A mobile app is completely different than a mobile site, but having one designed is a good idea if the intention is to start selling from it. However, most small business that will not need an “e-commerce mobile app.” Think miniature website, not clicking on a dedicated app.
4. A mobile site WILL drive leads and purchases.
If the above information is not convincing enough, know that 50 percent of mobile searches lead to purchases. That is huge! And it is even bigger when calculating the money a business is losing by not making it mobile accessible.
Best mobile web design practices
The next step is to look for a mobile designer. They become more popular by the day, but since you are not a mobile designer, these guidelines will direct the way.
1. Keep it simple.
You do not need a full-blown, interactive mobile site. What you need is a mobile site that is professionally designed and offers the user relevant information in a straightforward manner.

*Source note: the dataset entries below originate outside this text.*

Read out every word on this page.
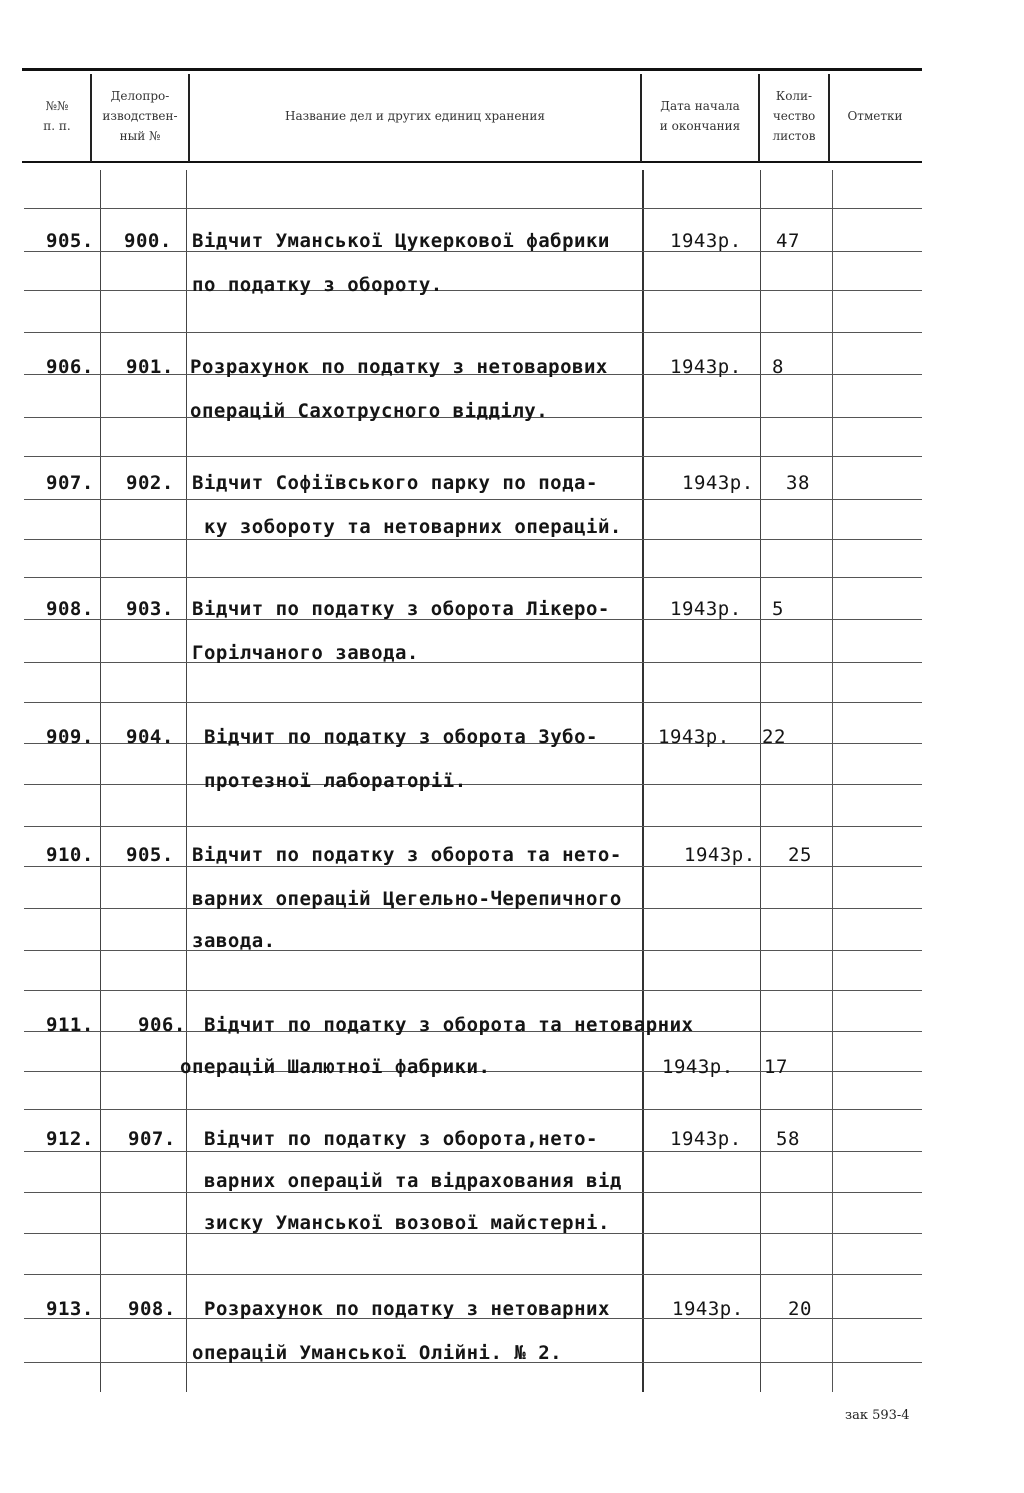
№№
п. п.
Делопро-
изводствен-
ный №
Название дел и других единиц хранения
Дата начала
и окончания
Коли-
чество
листов
Отметки
905. 900. Відчит Уманської Цукеркової фабрики
по податку з обороту.
1943р. 47
906. 901. Розрахунок по податку з нетоварових
операцій Сахотрусного відділу.
1943р. 8
907. 902. Відчит Софіївського парку по пода-
ку зобороту та нетоварних операцій.
1943р. 38
908. 903. Відчит по податку з оборота Лікеро-
Горілчаного завода.
1943р. 5
909. 904. Відчит по податку з оборота Зубо-
протезної лабораторії.
1943р. 22
910. 905. Відчит по податку з оборота та нето-
варних операцій Цегельно-Черепичного
завода.
1943р. 25
911. 906. Відчит по податку з оборота та нетоварних
операцій Шалютної фабрики.	1943р. 17
912. 907. Відчит по податку з оборота,нето-
варних операцій та відрахования від
зиску Уманської возової майстерні.
1943р. 58
913. 908. Розрахунок по податку з нетоварних
операцій Уманської Олійні. № 2.
1943р. 20
зак 593-4
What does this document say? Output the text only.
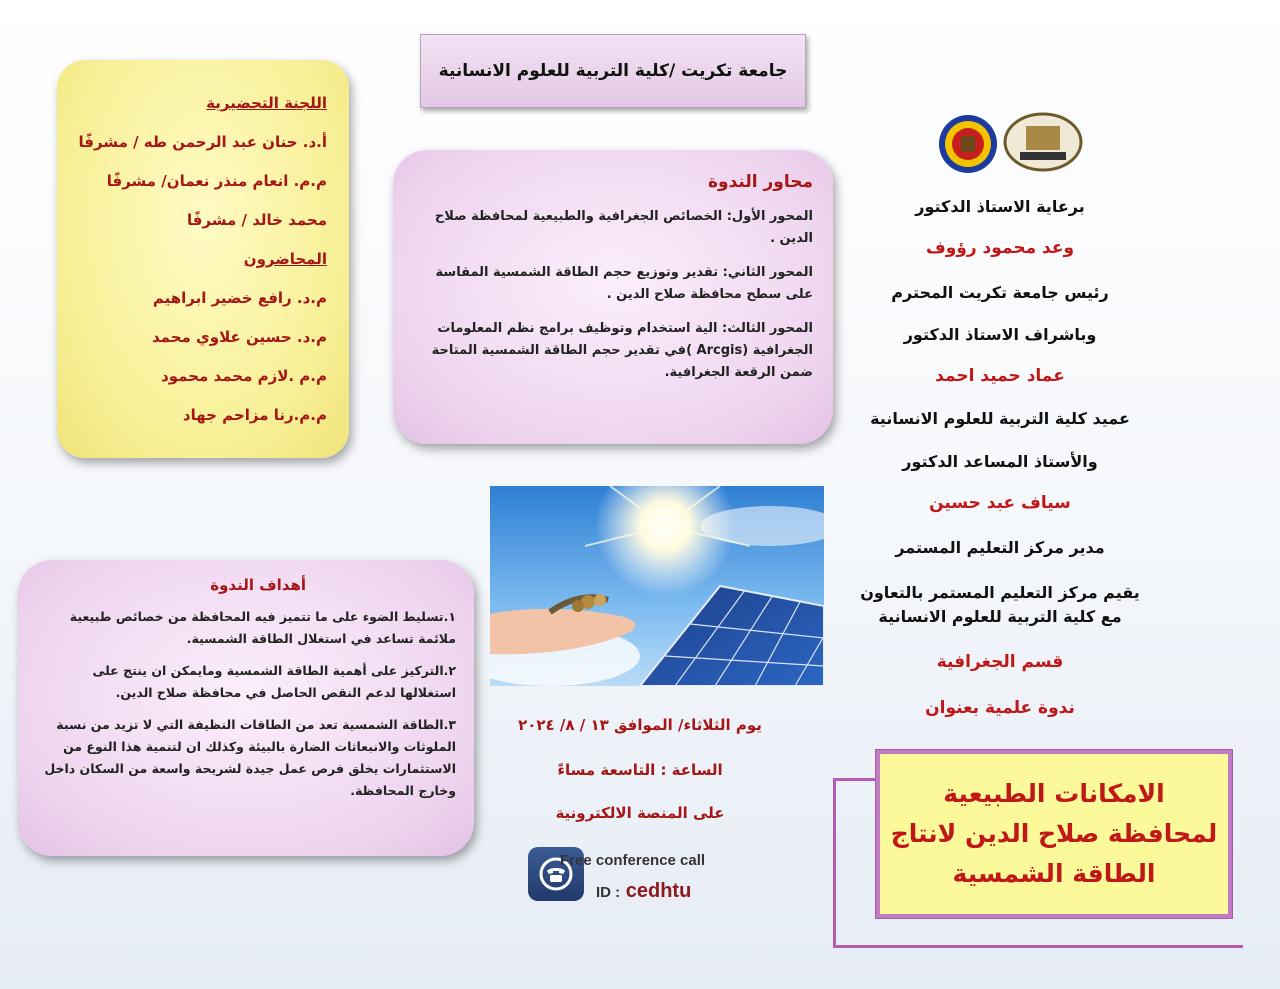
جامعة تكريت /كلية التربية للعلوم الانسانية
اللجنة التحضيرية
أ.د. حنان عبد الرحمن طه / مشرفًا
م.م. انعام منذر نعمان/ مشرفًا
محمد خالد / مشرفًا
المحاضرون
م.د. رافع خضير ابراهيم
م.د. حسين علاوي محمد
م.م .لازم محمد محمود
م.م.رنا مزاحم جهاد
محاور الندوة

المحور الأول: الخصائص الجغرافية والطبيعية لمحافظة صلاح الدين .

المحور الثاني: تقدير وتوزيع حجم الطاقة الشمسية المقاسة على سطح محافظة صلاح الدين .

المحور الثالث: الية استخدام وتوظيف برامج نظم المعلومات الجغرافية (Arcgis )في تقدير حجم الطاقة الشمسية المتاحة ضمن الرقعة الجغرافية.

أهداف الندوة

١.تسليط الضوء على ما تتميز فيه المحافظة من خصائص طبيعية ملائمة تساعد في استغلال الطاقة الشمسية.

٢.التركيز على أهمية الطاقة الشمسية ومايمكن ان ينتج على استغلالها لدعم النقص الحاصل في محافظة صلاح الدين.

٣.الطاقة الشمسية تعد من الطاقات النظيفة التي لا تزيد من نسبة الملوثات والانبعاثات الضارة بالبيئة وكذلك ان لتنمية هذا النوع من الاستثمارات يخلق فرص عمل جيدة لشريحة واسعة من السكان داخل وخارج المحافظة.

يوم الثلاثاء/ الموافق ١٣ / ٨/ ٢٠٢٤
الساعة : التاسعة مساءً
على المنصة الالكترونية
Free conference call
ID : cedhtu
برعاية الاستاذ الدكتور
وعد محمود رؤوف
رئيس جامعة تكريت المحترم
وباشراف الاستاذ الدكتور
عماد حميد احمد
عميد كلية التربية للعلوم الانسانية
والأستاذ المساعد الدكتور
سياف عبد حسين
مدير مركز التعليم المستمر
يقيم مركز التعليم المستمر بالتعاون مع كلية التربية للعلوم الانسانية
قسم الجغرافية
ندوة علمية بعنوان
الامكانات الطبيعية لمحافظة صلاح الدين لانتاج الطاقة الشمسية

Keep the content on one screen so users don’t have to zoom in and out to read it, become one with negative space (because there isn’t much negative space), keep content low – only incorporate what is necessary, make it user-friendly for all finger sizes and stay away from Flash sites. Repeat after me – Flash is dead.
2. Be consistent.
Make sure website colors match the mobile site, as well as themes and layout – if possible. Keep key features (such as the navigation) similar to the desktop version, display dependable product information and pricing and make it seamless between vertical and horizontal orientations. The customer needs to correlate the mobile site to the business desktop site, and vice versa. Don’t add polka-dots for fun on a mobile site unless they are on the desktop version, and even then – think twice.
3. Give them an option.
Design the site to be an easy switch from the mobile to the desktop version if users want to look at the site in its original form. Give them the control to maneuver however they please.
4. Test, test, test.
If possible, ask friends, family and employees to test out the site prior to publication. Take note of difficulties or mismatched pricing/products. And hook up analytic tools so you can begin tracking how users utilize the site.
The evidence is stacked in favor of small businesses having a mobile website in place. It is best to stay ahead of the trends and wise to consider where your customers spend their time – only 10 percent of mobile users don’t take action when using their mobile phones to look up businesses, leaving 90 percent who do. Will you be ahead of the trend or wait for the pack?
Does your business have a mobile site? What benefits or negatives have you experienced from it? And what advice do you have for other business owners who are interested in them?